When Dr. Tra’chella Johnson Foy greets her patients, she sits across from them facing away from the computer in the exam room. Then, she pulls out her phone, and asks for permission to record the appointment.
“It listens in on our visit so I can pay more attention to you,” explains Foy, a family physician at Baptist Health in Jacksonville, Florida, while looking straight at her patient.
Foy and other doctors at Baptist Health have been using the DAX app, powered by artificial intelligence, from Microsoft’s Nuance division since last year. The program transcribes doctors’ and patients’ comments, then creates a clinical physician summary formatted for an electronic health record.
The app frees doctors from having to type up notes during patient visits, and from having to finish them up at night.

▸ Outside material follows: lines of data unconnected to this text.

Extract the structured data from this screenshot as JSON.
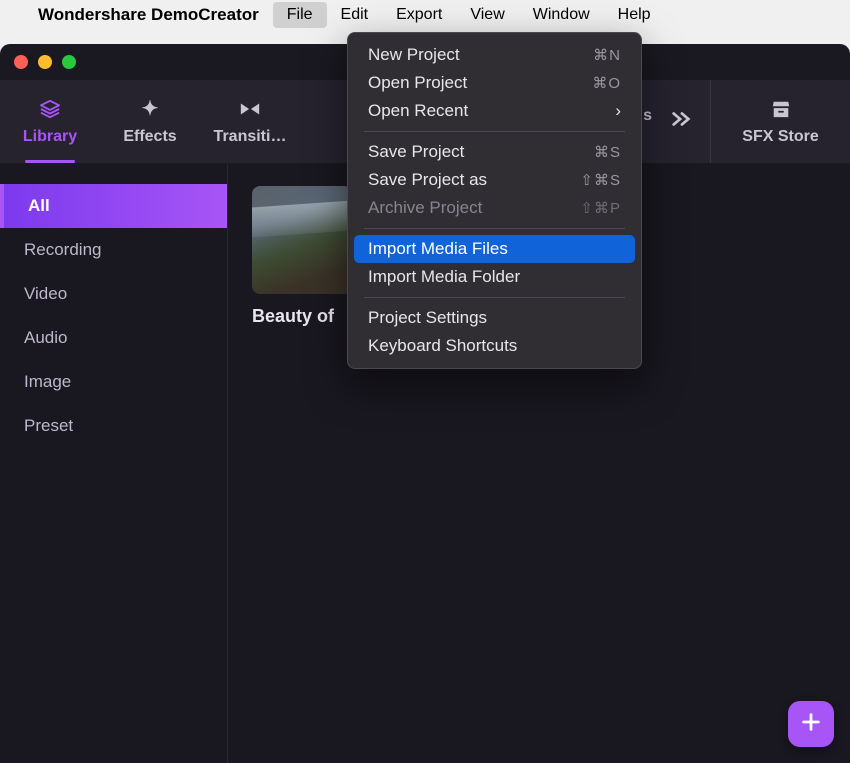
{
  "menubar": {
    "app_name": "Wondershare DemoCreator",
    "items": [
      "File",
      "Edit",
      "Export",
      "View",
      "Window",
      "Help"
    ],
    "open_index": 0
  },
  "file_menu": {
    "groups": [
      [
        {
          "label": "New Project",
          "shortcut": "⌘N"
        },
        {
          "label": "Open Project",
          "shortcut": "⌘O"
        },
        {
          "label": "Open Recent",
          "submenu": true
        }
      ],
      [
        {
          "label": "Save Project",
          "shortcut": "⌘S"
        },
        {
          "label": "Save Project as",
          "shortcut": "⇧⌘S"
        },
        {
          "label": "Archive Project",
          "shortcut": "⇧⌘P",
          "disabled": true
        }
      ],
      [
        {
          "label": "Import Media Files",
          "highlight": true
        },
        {
          "label": "Import Media Folder"
        }
      ],
      [
        {
          "label": "Project Settings"
        },
        {
          "label": "Keyboard Shortcuts"
        }
      ]
    ]
  },
  "tabs": {
    "items": [
      {
        "label": "Library",
        "icon": "layers-icon",
        "glyph": "✦"
      },
      {
        "label": "Effects",
        "icon": "sparkle-icon",
        "glyph": "✦"
      },
      {
        "label": "Transiti…",
        "icon": "bowtie-icon",
        "glyph": "⧓"
      }
    ],
    "active_index": 0,
    "truncated_tail": "s",
    "overflow_icon_name": "chevron-double-right-icon",
    "sfx_label": "SFX Store",
    "sfx_icon": "store-icon"
  },
  "sidebar": {
    "items": [
      "All",
      "Recording",
      "Video",
      "Audio",
      "Image",
      "Preset"
    ],
    "active_index": 0
  },
  "content": {
    "items": [
      {
        "label": "Beauty of"
      }
    ]
  },
  "fab": {
    "icon": "plus-icon"
  }
}
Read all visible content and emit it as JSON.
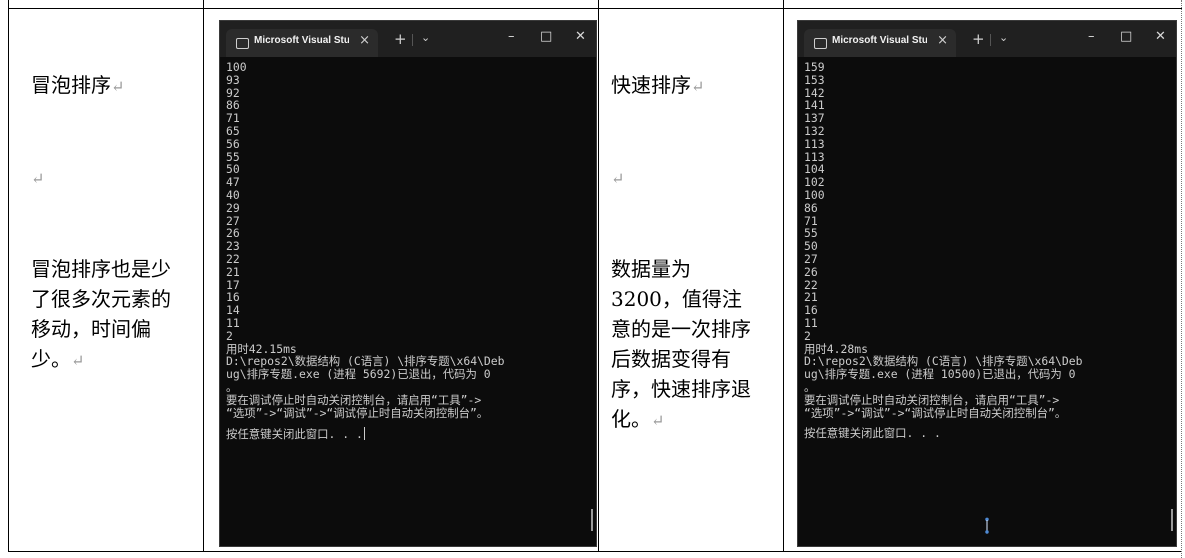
{
  "left_column": {
    "heading": "冒泡排序",
    "empty_line": "",
    "note": "冒泡排序也是少了很多次元素的移动，时间偏少。",
    "para_mark": "↵"
  },
  "right_column": {
    "heading": "快速排序",
    "empty_line": "",
    "note": "数据量为3200，值得注意的是一次排序后数据变得有序，快速排序退化。",
    "para_mark": "↵"
  },
  "window_left": {
    "tab_title": "Microsoft Visual Studio",
    "tab_close": "×",
    "new_tab": "+",
    "dropdown": "⌄",
    "minimize": "–",
    "maximize": "□",
    "close": "✕",
    "output_lines": [
      "100",
      "93",
      "92",
      "86",
      "71",
      "65",
      "56",
      "55",
      "50",
      "47",
      "40",
      "29",
      "27",
      "26",
      "23",
      "22",
      "21",
      "17",
      "16",
      "14",
      "11",
      "2"
    ],
    "elapsed": "用时42.15ms",
    "exit_message": "D:\\repos2\\数据结构 (C语言) \\排序专题\\x64\\Deb\nug\\排序专题.exe (进程 5692)已退出，代码为 0\n。",
    "hint": "要在调试停止时自动关闭控制台，请启用“工具”->\n“选项”->“调试”->“调试停止时自动关闭控制台”。",
    "press_key": "按任意键关闭此窗口. . ."
  },
  "window_right": {
    "tab_title": "Microsoft Visual Studio",
    "tab_close": "×",
    "new_tab": "+",
    "dropdown": "⌄",
    "minimize": "–",
    "maximize": "□",
    "close": "✕",
    "output_lines": [
      "159",
      "153",
      "142",
      "141",
      "137",
      "132",
      "113",
      "113",
      "104",
      "102",
      "100",
      "86",
      "71",
      "55",
      "50",
      "27",
      "26",
      "22",
      "21",
      "16",
      "11",
      "2"
    ],
    "elapsed": "用时4.28ms",
    "exit_message": "D:\\repos2\\数据结构 (C语言) \\排序专题\\x64\\Deb\nug\\排序专题.exe (进程 10500)已退出，代码为 0\n。",
    "hint": "要在调试停止时自动关闭控制台，请启用“工具”->\n“选项”->“调试”->“调试停止时自动关闭控制台”。",
    "press_key": "按任意键关闭此窗口. . ."
  }
}
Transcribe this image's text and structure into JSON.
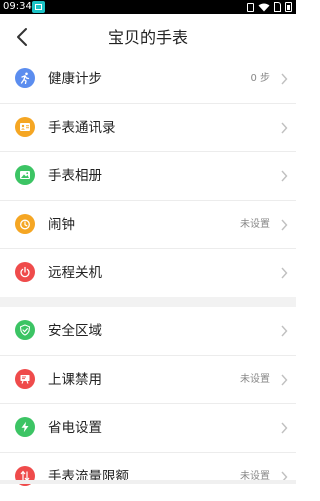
{
  "status_bar": {
    "time": "09:34"
  },
  "header": {
    "title": "宝贝的手表"
  },
  "group1": [
    {
      "label": "健康计步",
      "value": "0 步",
      "icon": "run-icon",
      "color": "#5b8def"
    },
    {
      "label": "手表通讯录",
      "value": "",
      "icon": "contacts-icon",
      "color": "#f5a623"
    },
    {
      "label": "手表相册",
      "value": "",
      "icon": "photo-icon",
      "color": "#3cc464"
    },
    {
      "label": "闹钟",
      "value": "未设置",
      "icon": "alarm-icon",
      "color": "#f5a623"
    },
    {
      "label": "远程关机",
      "value": "",
      "icon": "power-icon",
      "color": "#ef4b4b"
    }
  ],
  "group2": [
    {
      "label": "安全区域",
      "value": "",
      "icon": "shield-icon",
      "color": "#3cc464"
    },
    {
      "label": "上课禁用",
      "value": "未设置",
      "icon": "class-ban-icon",
      "color": "#ef4b4b"
    },
    {
      "label": "省电设置",
      "value": "",
      "icon": "bolt-icon",
      "color": "#3cc464"
    },
    {
      "label": "手表流量限额",
      "value": "未设置",
      "icon": "data-limit-icon",
      "color": "#ef4b4b"
    }
  ]
}
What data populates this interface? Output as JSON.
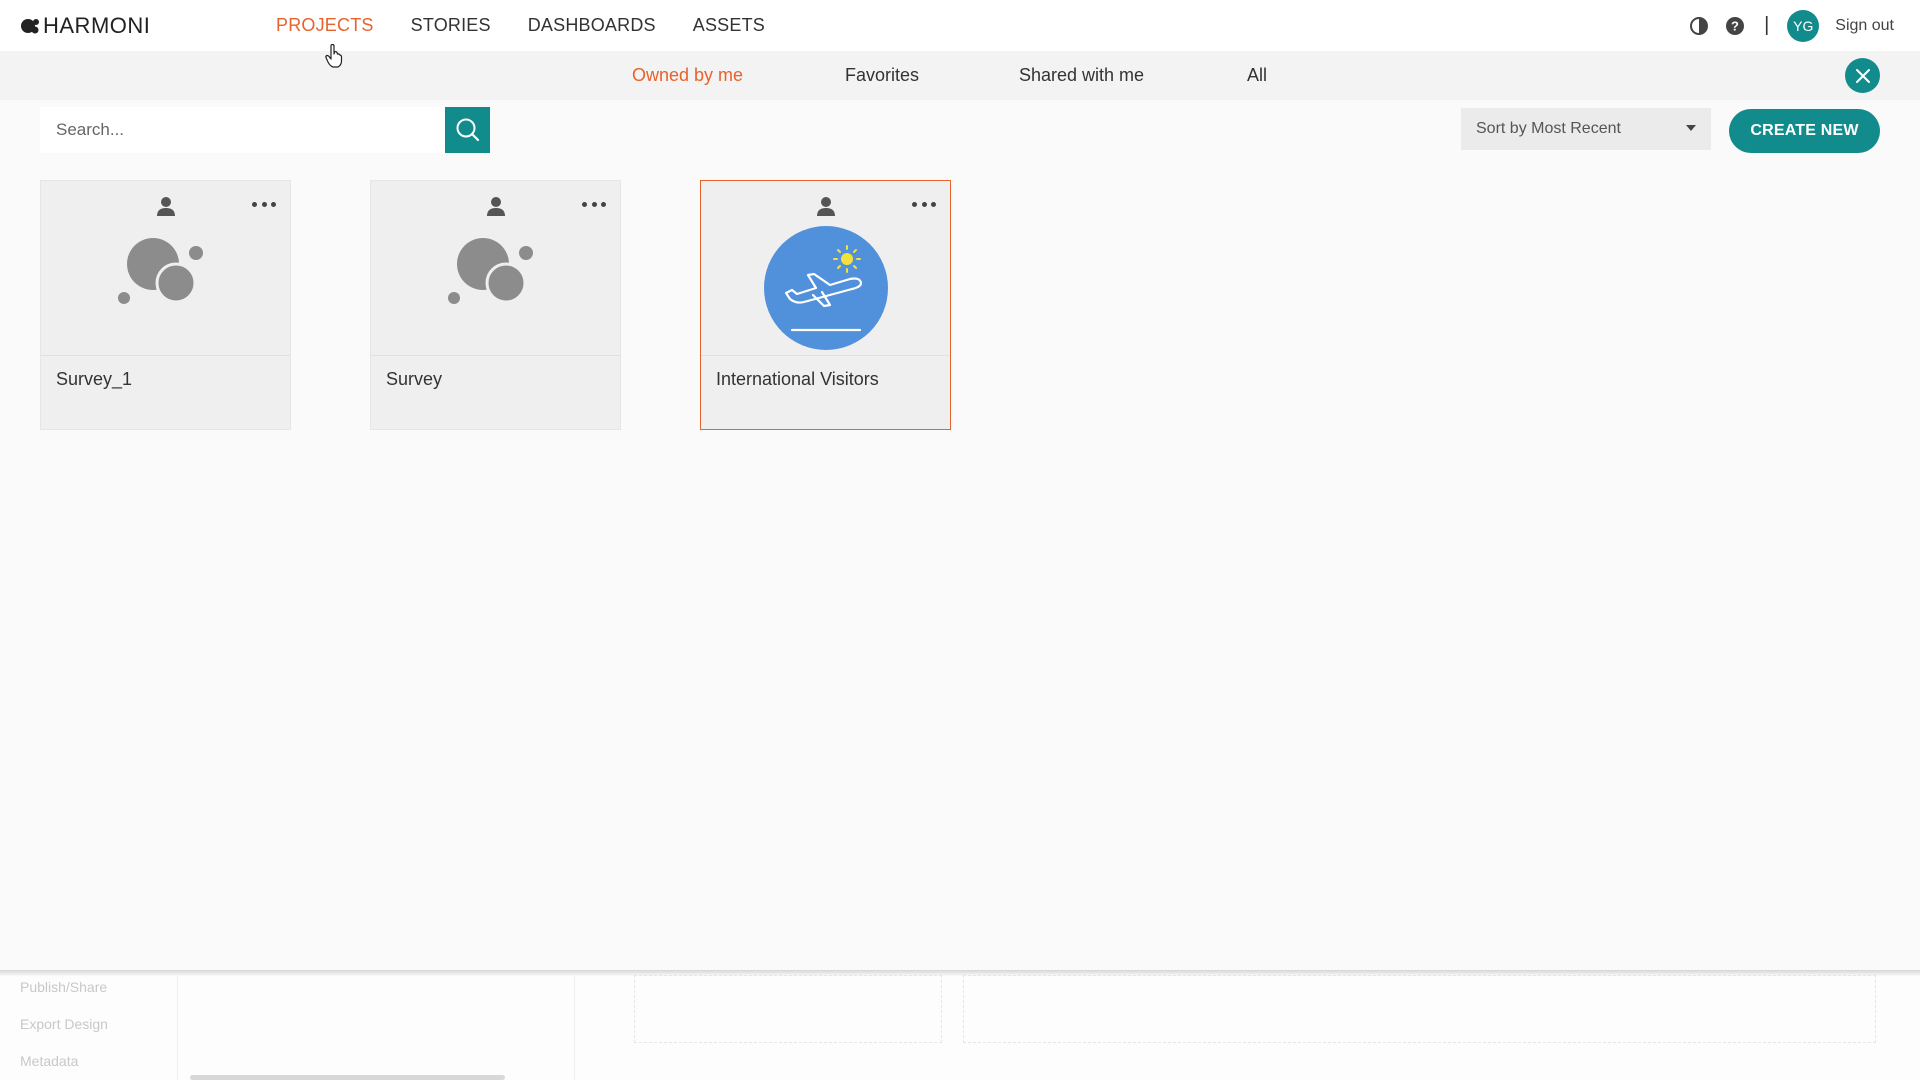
{
  "app": {
    "logo": "HARMONI"
  },
  "nav": [
    {
      "label": "PROJECTS",
      "active": true
    },
    {
      "label": "STORIES",
      "active": false
    },
    {
      "label": "DASHBOARDS",
      "active": false
    },
    {
      "label": "ASSETS",
      "active": false
    }
  ],
  "user": {
    "initials": "YG",
    "signout": "Sign out"
  },
  "subtabs": [
    {
      "label": "Owned by me",
      "active": true
    },
    {
      "label": "Favorites",
      "active": false
    },
    {
      "label": "Shared with me",
      "active": false
    },
    {
      "label": "All",
      "active": false
    }
  ],
  "search": {
    "placeholder": "Search..."
  },
  "sort": {
    "value": "Sort by Most Recent"
  },
  "create": {
    "label": "CREATE NEW"
  },
  "projects": [
    {
      "title": "Survey_1",
      "thumbnail": "bubbles-icon"
    },
    {
      "title": "Survey",
      "thumbnail": "bubbles-icon"
    },
    {
      "title": "International Visitors",
      "thumbnail": "airplane-icon",
      "selected": true
    }
  ],
  "lower_menu": [
    "Publish/Share",
    "Export Design",
    "Metadata"
  ],
  "colors": {
    "accent": "#e8622c",
    "teal": "#128b8c"
  }
}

A practice so common doctors have a nickname for it.
“Pajama time — which should be the time where you’re getting ready to wind down and go to bed. We’re usually still charting and noting and doing things that are going to enhance the life of the patient but not necessarily our own quality of life,” Foy said.
The cost of tackling burnout
Harnessing AI programs to put pajama time to rest, and helping doctors and nurses fight burnout, is a top priority for Baptist Health’s chief digital and information officer Aaron Miri.
“There’s new economies of scale … that healthcare will be able to get into [by] leveraging AI,” Miri said. “You eliminate all the administrative redundancy, and bureaucracy overhead, and you allow folks to work at top of license.”
Administrative processes like documenting visits, requesting insurance pre-authorization for procedures, and processing bills account for about 25% of health care costs, according to a National Bureau of Economic Research study.
The researchers estimate adopting AI to simplify those tasks could help hospitals cut their total costs by 5% to 11% in the next five years, while physician groups could achieve up to 8% savings, and health insurers up to 10%.
But the upfront investment won’t be cheap: An Advisory Board survey of health care executives last year found that one in four expected to see costs for artificial intelligence and analytics increase 25%.
Larger health systems like Baptist may be in a better position to fund that investment than smaller hospitals, and more likely to have the tech staffing to help integrate the new generative A.I. solutions.
“If it cost me X, but I just made my patients a whole lot happier and my physicians a whole lot more productive? Well, there’s an answer right there by itself,” said Miri.
Keeping people in the mix
Right now, hospital systems working with the new generative AI programs to automate administrative tasks are requiring doctors and nurses to check over the automated documents before they’re included in medical records.
“What organizations are doing is they’re looking at these high-impact use cases, but also making sure that they mitigate the risks and looking at ways that we can choose the scenarios where we put a human in the middle,” said Dr. David Rhew, chief medical officer and VP of healthcare for Microsoft’s Worldwide Commercial Business.
But there are concerns that as organizations look to cut costs and boost efficiency, automation could take humans out of the mix.
Former FDA commissioner Scott Gottlieb worries that generative AI could eventually eliminate some doctors’ jobs by creating “large language models that operate fully automated, parsing the entirety of a patient’s medical record to diagnose conditions and prescribe treatments directly to the patient, without a physician in the loop.”
Patients are also wary of how the technology could be used for their own care. Nearly two-thirds of those surveyed in CNBC’s All America Survey last month said they would be uncomfortable with AI being used to diagnose medical issues.
Dr. Lloyd Minor, the dean of the Stanford School of Medicine, worries more about how the fast-moving technology could be used to impact patient access to care.
“My deepest fear is that medical data is used in a pernicious way, either to block access to the appropriate healthcare, or to distort the way that health care is delivered,” said Minor, who helped launch an initiative to promote responsible use of AI.
Last month, health insurers Cigna and UnitedHealthcare were each sued over the use of conventional computer algorithms to deny medical claims.
“Generative AI should open doors for access, it should provide pathways for providing equitable care that have not existed in the past,” Minor said.
In July, the White House secured a pledge from seven of the leading U.S. companies in artificial intelligence to commit to collaborating within the industry to build in safeguards into the fast-evolving technology.
The group included Google, Amazon Web Services and Microsoft — all three have launched generative AI products for health care.
Health systems are already a popular target for hackers and data thieves, despite rigorous regulatory privacy requirements. Generative AI is developing so quickly, the fear is that efforts to develop safety guardrails for the new technology are already playing catch up.
“It’s very important for us as a society to embrace the responsible AI principles of being able to move forward… so that the good actors are defining the future and not allowing the bad actors to potentially define that,” said Rhew.